Je suis personnellement pour le droit à l'avortement, mais pas pour le droit à l'avortement subventionné par l'État. Je n'ai aussi aucun problème à entendre l'opinion de ceux qui sont contre l'avortement, et je trouve que l'article de M. Grunert a sa place dans le QL. Sauf pour un paragraphe, qui est à mes yeux inacceptable. Il s'agit de la note à la toute fin de l'article où M. Grunert affirme que même dans le cas d'un viol, une femme devra poursuivre sa grossesse (c'est-à-dire hypothéquer son corps pendant neuf mois à cause d'un criminel).

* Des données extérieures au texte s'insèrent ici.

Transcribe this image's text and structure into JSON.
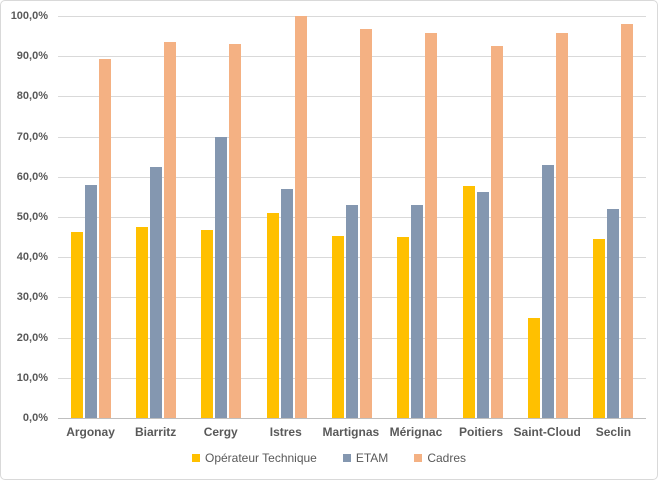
{
  "chart_data": {
    "type": "bar",
    "title": "",
    "categories": [
      "Argonay",
      "Biarritz",
      "Cergy",
      "Istres",
      "Martignas",
      "Mérignac",
      "Poitiers",
      "Saint-Cloud",
      "Seclin"
    ],
    "series": [
      {
        "name": "Opérateur Technique",
        "color": "#FFC000",
        "values": [
          46.2,
          47.6,
          46.8,
          51.0,
          45.4,
          45.1,
          57.7,
          25.0,
          44.5
        ]
      },
      {
        "name": "ETAM",
        "color": "#8497B0",
        "values": [
          58.0,
          62.5,
          70.0,
          57.0,
          53.0,
          53.0,
          56.3,
          63.0,
          52.0
        ]
      },
      {
        "name": "Cadres",
        "color": "#F4B183",
        "values": [
          89.3,
          93.5,
          93.0,
          100.0,
          96.7,
          95.8,
          92.5,
          95.8,
          98.0
        ]
      }
    ],
    "y_axis": {
      "min": 0,
      "max": 100,
      "step": 10,
      "unit": "%",
      "number_format": "french-decimal-comma",
      "tick_labels": [
        "100,0%",
        "90,0%",
        "80,0%",
        "70,0%",
        "60,0%",
        "50,0%",
        "40,0%",
        "30,0%",
        "20,0%",
        "10,0%",
        "0,0%"
      ]
    },
    "grid": true,
    "legend_position": "bottom"
  },
  "colors": {
    "gridline": "#D9D9D9",
    "axis_line": "#BFBFBF",
    "text": "#595959",
    "frame_border": "#D9D9D9",
    "background": "#FFFFFF"
  }
}
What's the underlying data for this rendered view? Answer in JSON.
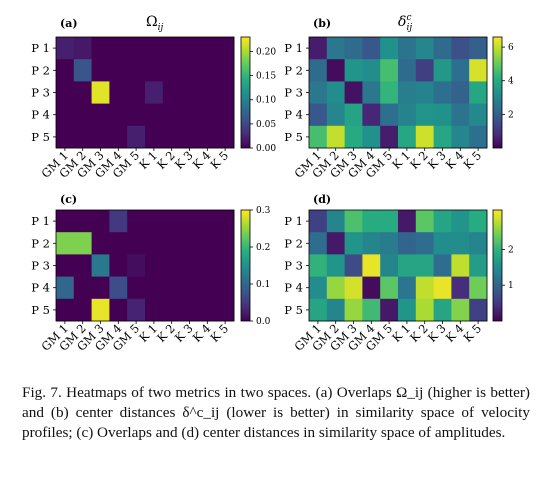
{
  "chart_data": [
    {
      "type": "heatmap",
      "panel_label": "(a)",
      "title": "Ω_ij",
      "rows": [
        "P 1",
        "P 2",
        "P 3",
        "P 4",
        "P 5"
      ],
      "cols": [
        "GM 1",
        "GM 2",
        "GM 3",
        "GM 4",
        "GM 5",
        "K 1",
        "K 2",
        "K 3",
        "K 4",
        "K 5"
      ],
      "vmin": 0,
      "vmax": 0.23,
      "colorbar_ticks": [
        "0.00",
        "0.05",
        "0.10",
        "0.15",
        "0.20"
      ],
      "colorbar_values": [
        0.0,
        0.05,
        0.1,
        0.15,
        0.2
      ],
      "values": [
        [
          0.02,
          0.015,
          0,
          0,
          0,
          0,
          0,
          0,
          0,
          0
        ],
        [
          0,
          0.06,
          0,
          0,
          0,
          0,
          0,
          0,
          0,
          0
        ],
        [
          0,
          0,
          0.22,
          0,
          0,
          0.02,
          0,
          0,
          0,
          0
        ],
        [
          0,
          0,
          0,
          0,
          0,
          0,
          0,
          0,
          0,
          0
        ],
        [
          0,
          0,
          0,
          0,
          0.02,
          0,
          0,
          0,
          0,
          0
        ]
      ]
    },
    {
      "type": "heatmap",
      "panel_label": "(b)",
      "title": "δ^c_ij",
      "rows": [
        "P 1",
        "P 2",
        "P 3",
        "P 4",
        "P 5"
      ],
      "cols": [
        "GM 1",
        "GM 2",
        "GM 3",
        "GM 4",
        "GM 5",
        "K 1",
        "K 2",
        "K 3",
        "K 4",
        "K 5"
      ],
      "vmin": 0,
      "vmax": 6.6,
      "colorbar_ticks": [
        "2",
        "4",
        "6"
      ],
      "colorbar_values": [
        2,
        4,
        6
      ],
      "values": [
        [
          0.5,
          2.6,
          2.3,
          1.8,
          3.3,
          2.5,
          3.0,
          2.3,
          1.6,
          2.0
        ],
        [
          2.3,
          0.2,
          3.4,
          3.2,
          4.6,
          2.3,
          1.2,
          3.5,
          2.4,
          6.2
        ],
        [
          2.6,
          3.2,
          0.3,
          2.6,
          4.3,
          2.8,
          2.9,
          2.4,
          2.1,
          3.9
        ],
        [
          1.8,
          3.0,
          3.8,
          0.7,
          2.4,
          2.9,
          3.4,
          3.3,
          2.5,
          3.1
        ],
        [
          4.6,
          6.0,
          4.0,
          3.3,
          0.5,
          3.9,
          6.1,
          3.9,
          3.0,
          2.4
        ]
      ]
    },
    {
      "type": "heatmap",
      "panel_label": "(c)",
      "title": "",
      "rows": [
        "P 1",
        "P 2",
        "P 3",
        "P 4",
        "P 5"
      ],
      "cols": [
        "GM 1",
        "GM 2",
        "GM 3",
        "GM 4",
        "GM 5",
        "K 1",
        "K 2",
        "K 3",
        "K 4",
        "K 5"
      ],
      "vmin": 0,
      "vmax": 0.3,
      "colorbar_ticks": [
        "0.0",
        "0.1",
        "0.2",
        "0.3"
      ],
      "colorbar_values": [
        0.0,
        0.1,
        0.2,
        0.3
      ],
      "values": [
        [
          0,
          0,
          0,
          0.05,
          0,
          0,
          0,
          0,
          0,
          0
        ],
        [
          0.24,
          0.24,
          0,
          0,
          0,
          0,
          0,
          0,
          0,
          0
        ],
        [
          0,
          0,
          0.12,
          0,
          0.01,
          0,
          0,
          0,
          0,
          0
        ],
        [
          0.1,
          0,
          0,
          0.07,
          0,
          0,
          0,
          0,
          0,
          0
        ],
        [
          0,
          0,
          0.29,
          0,
          0.03,
          0,
          0,
          0,
          0,
          0
        ]
      ]
    },
    {
      "type": "heatmap",
      "panel_label": "(d)",
      "title": "",
      "rows": [
        "P 1",
        "P 2",
        "P 3",
        "P 4",
        "P 5"
      ],
      "cols": [
        "GM 1",
        "GM 2",
        "GM 3",
        "GM 4",
        "GM 5",
        "K 1",
        "K 2",
        "K 3",
        "K 4",
        "K 5"
      ],
      "vmin": 0,
      "vmax": 3.1,
      "colorbar_ticks": [
        "1",
        "2"
      ],
      "colorbar_values": [
        1,
        2
      ],
      "values": [
        [
          0.6,
          1.4,
          2.2,
          1.9,
          1.9,
          0.2,
          2.3,
          1.8,
          1.6,
          1.9
        ],
        [
          1.1,
          0.2,
          1.6,
          1.4,
          1.3,
          1.0,
          1.1,
          1.5,
          1.5,
          1.4
        ],
        [
          2.0,
          1.6,
          0.7,
          3.0,
          1.4,
          1.8,
          1.8,
          1.1,
          2.8,
          1.7
        ],
        [
          1.5,
          2.6,
          2.9,
          0.1,
          2.3,
          1.2,
          2.8,
          3.0,
          0.4,
          2.4
        ],
        [
          1.8,
          1.4,
          2.6,
          2.1,
          0.2,
          1.6,
          2.7,
          1.8,
          2.5,
          0.6
        ]
      ]
    }
  ],
  "caption": "Fig. 7.   Heatmaps of two metrics in two spaces. (a) Overlaps Ω_ij (higher is better) and (b) center distances δ^c_ij (lower is better) in similarity space of velocity profiles; (c) Overlaps and (d) center distances in similarity space of amplitudes."
}
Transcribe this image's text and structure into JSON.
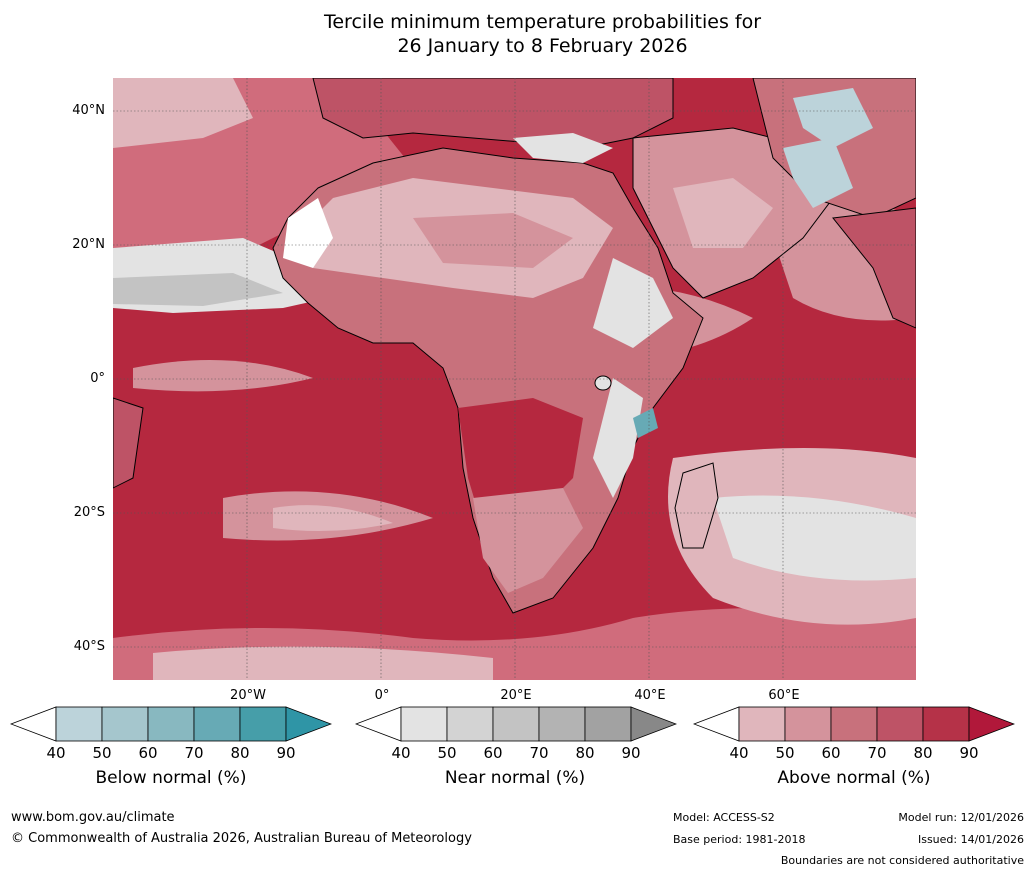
{
  "title_line1": "Tercile minimum temperature probabilities for",
  "title_line2": "26 January to 8 February 2026",
  "lat_labels": [
    "40°N",
    "20°N",
    "0°",
    "20°S",
    "40°S"
  ],
  "lon_labels": [
    "20°W",
    "0°",
    "20°E",
    "40°E",
    "60°E"
  ],
  "colorbars": [
    {
      "title": "Below normal (%)",
      "ticks": [
        "40",
        "50",
        "60",
        "70",
        "80",
        "90"
      ],
      "colors": [
        "#bcd3da",
        "#a5c6cd",
        "#88b8c0",
        "#67aab5",
        "#469ea9"
      ],
      "extend": "#2f95a6"
    },
    {
      "title": "Near normal (%)",
      "ticks": [
        "40",
        "50",
        "60",
        "70",
        "80",
        "90"
      ],
      "colors": [
        "#e3e3e3",
        "#d3d3d3",
        "#c3c3c3",
        "#b3b3b3",
        "#a2a2a2"
      ],
      "extend": "#888888"
    },
    {
      "title": "Above normal (%)",
      "ticks": [
        "40",
        "50",
        "60",
        "70",
        "80",
        "90"
      ],
      "colors": [
        "#e0b6bc",
        "#d4939c",
        "#c8717c",
        "#be5366",
        "#b53248"
      ],
      "extend": "#b1183a"
    }
  ],
  "footer": {
    "url": "www.bom.gov.au/climate",
    "copyright": "© Commonwealth of Australia 2026, Australian Bureau of Meteorology",
    "model": "Model: ACCESS-S2",
    "base_period": "Base period: 1981-2018",
    "model_run": "Model run: 12/01/2026",
    "issued": "Issued: 14/01/2026",
    "disclaimer": "Boundaries are not considered authoritative"
  }
}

Mener une grossesse à terme n'est pas une mince affaire. Si l'avortement peut engendrer, comme le note M. Grunert, des «traumatismes graves chez la mère, un sentiment de tristesse confuse chez les proches et un scandale moral pour d'autres», combien plus une femme qui doit consacrer neuf mois de sa vie à parachever l'oeuvre du viol dont elle a été victime! Et je n'ose pas penser aux conséquences pour une jeune fille de 12 ans.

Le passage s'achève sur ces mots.